Rendez-vous le 21 août

C'est aussi pour cela que la plupart des syndicats ont gardé leurs critiques en sourdine. Seule la CGT a pris date pour une journée de grève et de manifestation le 12 septembre. «On est piégé par la méthode», regrette Gilles Lecuelle, de la CFE-CGC, persuadé que «quand on aura les ordonnances, on va voir l'ampleur du désastre», mais qu'il était délicat de crier au loup trop tôt. L'ampleur de la réforme dépendra des arbitrages finaux et de leurs subtilités techniques. Or, les syndicats n'ont pour l'heure aucun texte définitif sur lequel faire plancher leurs juristes.

En ce sens, la méthode du gouvernement est une réussite. Un «sans-faute» même, soutient l'association de professionnels de RH Entreprise & Personnel, pourtant critique sur le fond, dans une récente note d'analyse.
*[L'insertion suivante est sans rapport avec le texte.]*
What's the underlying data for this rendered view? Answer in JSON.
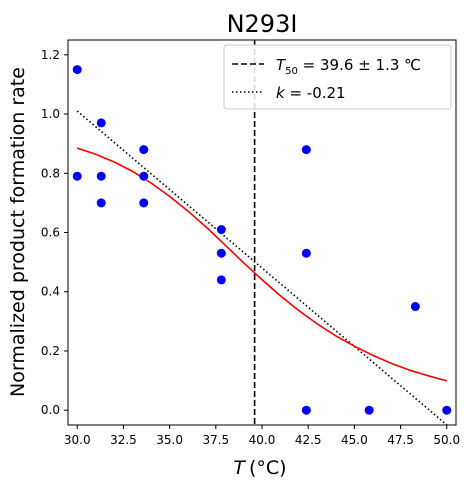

Le think tank rappelle que rouvrir le chantier de la réforme du droit du travail alors que les plaies de la loi El Khomri n'étaient pas refermées était «une gageure». Parmi les facteurs de succès – de cette première étape du moins : une répartition des rôles assumée – «le politique pilote» – une équipe à l'expertise reconnue par les syndicats (Muriel Pénicaud, mais aussi son directeur de cabinet venu du Medef) et des pistes dévoilées au compte-gouttes pour «garder en haleine les partenaires».
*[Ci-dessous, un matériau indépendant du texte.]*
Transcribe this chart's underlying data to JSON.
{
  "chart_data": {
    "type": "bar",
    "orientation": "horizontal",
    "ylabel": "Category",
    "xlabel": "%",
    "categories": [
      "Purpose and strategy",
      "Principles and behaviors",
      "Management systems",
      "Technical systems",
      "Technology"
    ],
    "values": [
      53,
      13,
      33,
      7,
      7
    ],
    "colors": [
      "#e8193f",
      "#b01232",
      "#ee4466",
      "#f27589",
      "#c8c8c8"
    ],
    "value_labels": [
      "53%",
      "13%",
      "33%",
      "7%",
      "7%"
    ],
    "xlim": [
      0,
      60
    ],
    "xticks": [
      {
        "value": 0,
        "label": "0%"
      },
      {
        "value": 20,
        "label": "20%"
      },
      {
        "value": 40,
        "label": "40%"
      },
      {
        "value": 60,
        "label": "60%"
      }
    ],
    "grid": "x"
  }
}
Le suspens devrait se prolonger jusqu'à la semaine du 21 août. Les partenaires sociaux seront alors à nouveau convoqués au ministère du Travail pour un ultime cycle de rencontres sur le détail des réformes. Mais la rédaction des ordonnances sera alors sur le point de s'achever. La marge de manœuvre s'annonce très mince. Les syndicats craignent d'ailleurs que le gouvernement ne leur distribue un document écrit qu'une semaine plus tard, au moment de la transmission des ordonnances au Conseil d'Etat et à diverses instances de consultation. Comme pour retarder, une nouvelle fois, le moment d'abattre son jeu.